Naturally, referenda against the construction of minarets or to intensify immigrant laws would have fulminating majorities here, like those in Switzerland. What many Swiss voters were probably not aware of, is an instinctive will to survive which was expressed in their vote. If little towers with crescents put an entire city into an uproar, then there is more to it than that: the assertive will to protect what is your own and you see endangered, is more than the right to a hedonistic life. If it is not expressed that way, that is not necessarily from fear of the “Nazi club.” Many are not conscious of their instinctive behavior. They are imprisoned in liberalistic patterns of argumentation and lapse into platitudes from strident populists. They seek direction from provocateurs like Henryk M. Broder, who relates all social debates back to the subject of Islam and therefore is so polarizing.

“Death of the Core German Culture”

It is significant that the concept of the “German core culture” — in spite of its credit with the majority — was so discredited in the public media. Left liberal opinion makers like Patrick Bahners explain it with the “theory of the inner barbarian.” It is not hairy-bearded Islamists and modest head-scarf wearers who consider that the will of Germans to remain German is “barbaric.” It is allegedly perfectly integrated, model immigrants like the religious pedagogue, Lamya Kador, the writer Feridun Zaimoglu or the social scientist Naika Foroutan, who are mounting a general assault on those Germans who regard assimilation as the goal of successful integration.

To be sure, the anti-integration declaration by the journalist Hilal Sezgin, which appeared in February and goes by the name “Manifest of the Many — Germany Re-Invents Itself” is straight out of the Ivory Tower — even if its back is covered by the editorial pages. It is inhaling the liberal spirit à la Bahners, who is drunk on his own ideas. If the Islam-critical movement wants to get to the root of its discontent, then it must develop further and think about what is essential. It is not Islam alone that makes Europe brittle, but boundless liberalism.

2 comments:

Elan-tima said...

This article is a landmark in the progression of twentyfirst century political thought. Someone has gained the courage enough to state what is lacking in the anti islam movement and where we all have to move to in order to build a foundation of action for the future as apposed to reacting to the present problems that liberal humanist thought has wrought visa vi cultural nihilism.

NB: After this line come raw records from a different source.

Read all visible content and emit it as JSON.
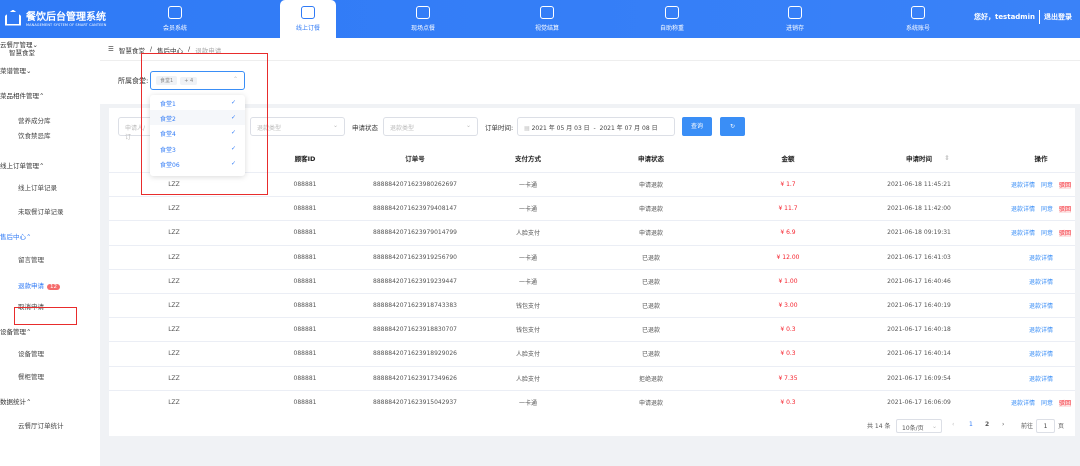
{
  "header": {
    "title": "餐饮后台管理系统",
    "subtitle": "MANAGEMENT SYSTEM OF SMART CANTEEN",
    "logo_text": "智慧食堂",
    "nav": [
      {
        "label": "会员系统",
        "icon": "diamond-icon"
      },
      {
        "label": "线上订餐",
        "icon": "shop-icon",
        "active": true
      },
      {
        "label": "现场点餐",
        "icon": "dish-icon"
      },
      {
        "label": "视觉结算",
        "icon": "eye-scan-icon"
      },
      {
        "label": "自助称重",
        "icon": "scale-icon"
      },
      {
        "label": "进销存",
        "icon": "warehouse-icon"
      },
      {
        "label": "系统账号",
        "icon": "users-icon"
      }
    ],
    "greeting": "您好，testadmin",
    "logout": "退出登录"
  },
  "sidebar": {
    "title": "智慧食堂",
    "items": [
      {
        "label": "云餐厅管理",
        "type": "group"
      },
      {
        "label": "菜谱管理",
        "type": "group"
      },
      {
        "label": "菜品相件管理",
        "type": "group",
        "open": true
      },
      {
        "label": "营养成分库",
        "type": "sub"
      },
      {
        "label": "饮食禁忌库",
        "type": "sub"
      },
      {
        "label": "线上订单管理",
        "type": "group",
        "open": true
      },
      {
        "label": "线上订单记录",
        "type": "sub"
      },
      {
        "label": "未取餐订单记录",
        "type": "sub"
      },
      {
        "label": "售后中心",
        "type": "group",
        "open": true,
        "active": true
      },
      {
        "label": "留言管理",
        "type": "sub"
      },
      {
        "label": "退款申请",
        "type": "sub",
        "active": true,
        "badge": "12"
      },
      {
        "label": "取消申请",
        "type": "sub"
      },
      {
        "label": "设备管理",
        "type": "group",
        "open": true
      },
      {
        "label": "设备管理",
        "type": "sub"
      },
      {
        "label": "餐柜管理",
        "type": "sub"
      },
      {
        "label": "数据统计",
        "type": "group",
        "open": true
      },
      {
        "label": "云餐厅订单统计",
        "type": "sub"
      }
    ]
  },
  "breadcrumb": [
    "智慧食堂",
    "售后中心",
    "退款申请"
  ],
  "canteen_filter": {
    "label": "所属食堂:",
    "tags": [
      "食堂1",
      "+ 4"
    ],
    "options": [
      {
        "label": "食堂1",
        "checked": true
      },
      {
        "label": "食堂2",
        "checked": true
      },
      {
        "label": "食堂4",
        "checked": true
      },
      {
        "label": "食堂3",
        "checked": true
      },
      {
        "label": "食堂06",
        "checked": true
      }
    ]
  },
  "filters": {
    "applicant_placeholder": "申请人/订",
    "refund_type_placeholder": "退款类型",
    "status_label": "申请状态",
    "status_placeholder": "退款类型",
    "time_label": "订单时间:",
    "date_start": "2021 年 05 月 03 日",
    "date_sep": "-",
    "date_end": "2021 年 07 月 08 日",
    "query": "查询",
    "refresh_icon": "refresh-icon"
  },
  "table": {
    "headers": [
      "顾客ID",
      "订单号",
      "支付方式",
      "申请状态",
      "金额",
      "申请时间",
      "操作"
    ],
    "actions": {
      "detail": "退款详情",
      "agree": "同意",
      "reject": "驳回"
    },
    "rows": [
      {
        "applicant": "LZZ",
        "id": "088881",
        "order": "888884207162398026269​7",
        "pay": "一卡通",
        "status": "申请退款",
        "amount": "¥ 1.7",
        "time": "2021-06-18 11:45:21",
        "full": true
      },
      {
        "applicant": "LZZ",
        "id": "088881",
        "order": "8888842071623979408147",
        "pay": "一卡通",
        "status": "申请退款",
        "amount": "¥ 11.7",
        "time": "2021-06-18 11:42:00",
        "full": true
      },
      {
        "applicant": "LZZ",
        "id": "088881",
        "order": "8888842071623979014799",
        "pay": "人脸支付",
        "status": "申请退款",
        "amount": "¥ 6.9",
        "time": "2021-06-18 09:19:31",
        "full": true
      },
      {
        "applicant": "LZZ",
        "id": "088881",
        "order": "8888842071623919256790",
        "pay": "一卡通",
        "status": "已退款",
        "amount": "¥ 12.00",
        "time": "2021-06-17 16:41:03",
        "full": false
      },
      {
        "applicant": "LZZ",
        "id": "088881",
        "order": "8888842071623919239447",
        "pay": "一卡通",
        "status": "已退款",
        "amount": "¥ 1.00",
        "time": "2021-06-17 16:40:46",
        "full": false
      },
      {
        "applicant": "LZZ",
        "id": "088881",
        "order": "8888842071623918743383",
        "pay": "钱包支付",
        "status": "已退款",
        "amount": "¥ 3.00",
        "time": "2021-06-17 16:40:19",
        "full": false
      },
      {
        "applicant": "LZZ",
        "id": "088881",
        "order": "8888842071623918830707",
        "pay": "钱包支付",
        "status": "已退款",
        "amount": "¥ 0.3",
        "time": "2021-06-17 16:40:18",
        "full": false
      },
      {
        "applicant": "LZZ",
        "id": "088881",
        "order": "8888842071623918929026",
        "pay": "人脸支付",
        "status": "已退款",
        "amount": "¥ 0.3",
        "time": "2021-06-17 16:40:14",
        "full": false
      },
      {
        "applicant": "LZZ",
        "id": "088881",
        "order": "8888842071623917349626",
        "pay": "人脸支付",
        "status": "拒绝退款",
        "amount": "¥ 7.35",
        "time": "2021-06-17 16:09:54",
        "full": false
      },
      {
        "applicant": "LZZ",
        "id": "088881",
        "order": "8888842071623915042937",
        "pay": "一卡通",
        "status": "申请退款",
        "amount": "¥ 0.3",
        "time": "2021-06-17 16:06:09",
        "full": true
      }
    ]
  },
  "pagination": {
    "total": "共 14 条",
    "page_size": "10条/页",
    "pages": [
      "1",
      "2"
    ],
    "current": "1",
    "goto_label": "前往",
    "goto_value": "1",
    "page_unit": "页"
  },
  "colors": {
    "primary": "#2f7af6",
    "danger": "#f5222d",
    "highlight": "#e82c2c"
  }
}
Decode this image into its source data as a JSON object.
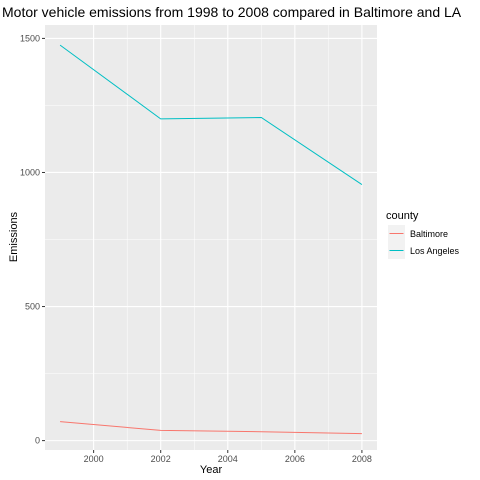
{
  "chart_data": {
    "type": "line",
    "title": "Motor vehicle emissions from 1998 to 2008 compared in Baltimore and LA",
    "xlabel": "Year",
    "ylabel": "Emissions",
    "x": [
      1999,
      2002,
      2005,
      2008
    ],
    "xlim": [
      1998.55,
      2008.45
    ],
    "ylim": [
      -35,
      1550
    ],
    "x_ticks": [
      2000,
      2002,
      2004,
      2006,
      2008
    ],
    "y_ticks": [
      0,
      500,
      1000,
      1500
    ],
    "legend_title": "county",
    "legend_position": "right",
    "grid": true,
    "series": [
      {
        "name": "Baltimore",
        "color": "#F8766D",
        "values": [
          71,
          38,
          33,
          26
        ]
      },
      {
        "name": "Los Angeles",
        "color": "#00BFC4",
        "values": [
          1475,
          1200,
          1205,
          955
        ]
      }
    ]
  }
}
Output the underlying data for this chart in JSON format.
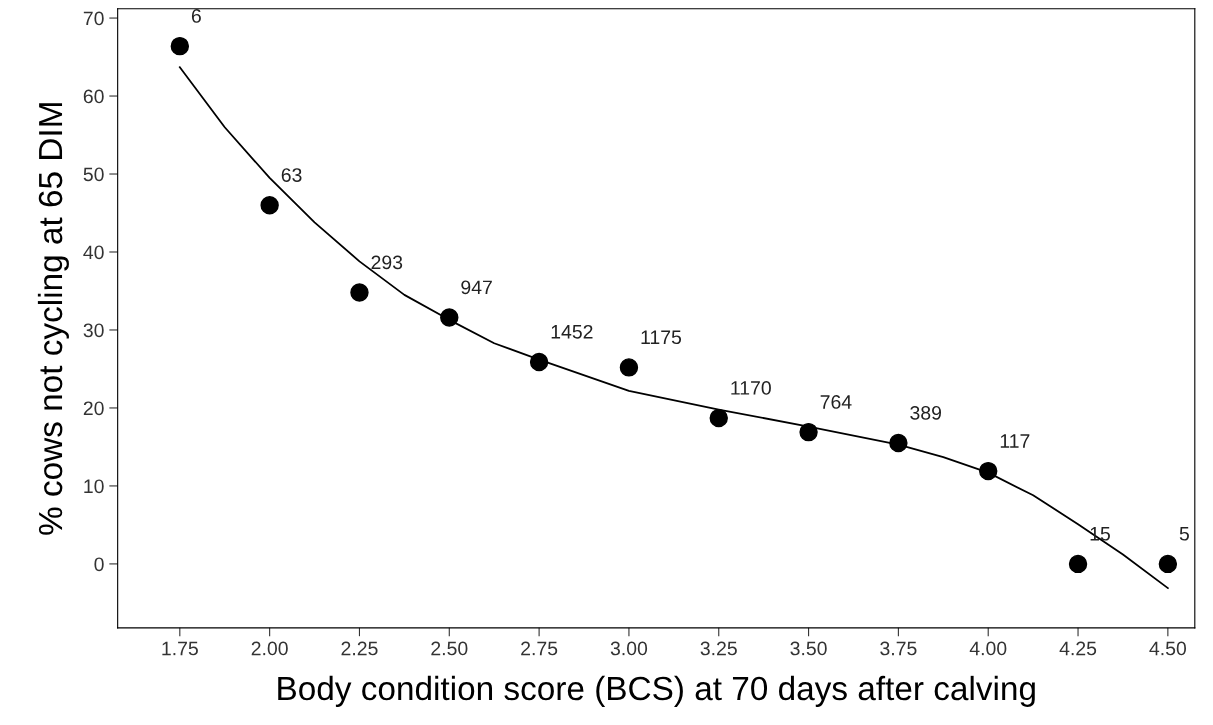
{
  "chart_data": {
    "type": "scatter",
    "xlabel": "Body condition score (BCS) at 70 days after calving",
    "ylabel": "% cows not cycling at 65 DIM",
    "series": [
      {
        "color": "#000000",
        "marker": "circle",
        "x": [
          1.75,
          2.0,
          2.25,
          2.5,
          2.75,
          3.0,
          3.25,
          3.5,
          3.75,
          4.0,
          4.25,
          4.5
        ],
        "values": [
          66.4,
          46.0,
          34.8,
          31.6,
          25.9,
          25.2,
          18.7,
          16.9,
          15.5,
          11.9,
          0,
          0
        ]
      },
      {
        "type": "line",
        "color": "#000000",
        "marker": "none",
        "x": [
          1.75,
          1.875,
          2.0,
          2.125,
          2.25,
          2.375,
          2.5,
          2.625,
          2.75,
          3.0,
          3.25,
          3.5,
          3.75,
          3.875,
          4.0,
          4.125,
          4.25,
          4.375,
          4.5
        ],
        "values": [
          63.7,
          56.0,
          49.5,
          43.8,
          38.8,
          34.5,
          31.3,
          28.3,
          26.2,
          22.2,
          19.8,
          17.6,
          15.3,
          13.7,
          11.7,
          8.8,
          5.1,
          1.2,
          -3.1
        ]
      }
    ],
    "annotations": [
      {
        "text": "6",
        "x": 1.75,
        "y": 66.4
      },
      {
        "text": "63",
        "x": 2.0,
        "y": 46.0
      },
      {
        "text": "293",
        "x": 2.25,
        "y": 34.8
      },
      {
        "text": "947",
        "x": 2.5,
        "y": 31.6
      },
      {
        "text": "1452",
        "x": 2.75,
        "y": 25.9
      },
      {
        "text": "1175",
        "x": 3.0,
        "y": 25.2
      },
      {
        "text": "1170",
        "x": 3.25,
        "y": 18.7
      },
      {
        "text": "764",
        "x": 3.5,
        "y": 16.9
      },
      {
        "text": "389",
        "x": 3.75,
        "y": 15.5
      },
      {
        "text": "117",
        "x": 4.0,
        "y": 11.9
      },
      {
        "text": "15",
        "x": 4.25,
        "y": 0
      },
      {
        "text": "5",
        "x": 4.5,
        "y": 0
      }
    ],
    "xlim": [
      1.577,
      4.575
    ],
    "ylim": [
      -8.2,
      71.2
    ],
    "xticks": [
      {
        "value": 1.75,
        "label": "1.75"
      },
      {
        "value": 2.0,
        "label": "2.00"
      },
      {
        "value": 2.25,
        "label": "2.25"
      },
      {
        "value": 2.5,
        "label": "2.50"
      },
      {
        "value": 2.75,
        "label": "2.75"
      },
      {
        "value": 3.0,
        "label": "3.00"
      },
      {
        "value": 3.25,
        "label": "3.25"
      },
      {
        "value": 3.5,
        "label": "3.50"
      },
      {
        "value": 3.75,
        "label": "3.75"
      },
      {
        "value": 4.0,
        "label": "4.00"
      },
      {
        "value": 4.25,
        "label": "4.25"
      },
      {
        "value": 4.5,
        "label": "4.50"
      }
    ],
    "yticks": [
      0,
      10,
      20,
      30,
      40,
      50,
      60,
      70
    ],
    "grid": false,
    "legend": false
  }
}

I know Fjordman has mentioned that he is working in this direction but to have others step up and point to the gorilla in the room helps to open a door out of the post modern condition Mr. Lyotard defined.

Zenster said...

Bahners will not accept this as fact. And with that, he attaches himself to the political model of Islam: “There comes a secret desire for a binding world order beyond human standards of worth, which the West simply cannot offer anymore.” [emphasis added]

Good grief! Numberless millions of corpses already rot by the wayside and untold millions more will line the road to any Utopia that purports to be "beyond human standards of worth".

This is Marxist Millennialism gussied up in Arabic garb but still packed to the rafters with all the exact same good-intentioned idiocy that has killed hundreds of millions before.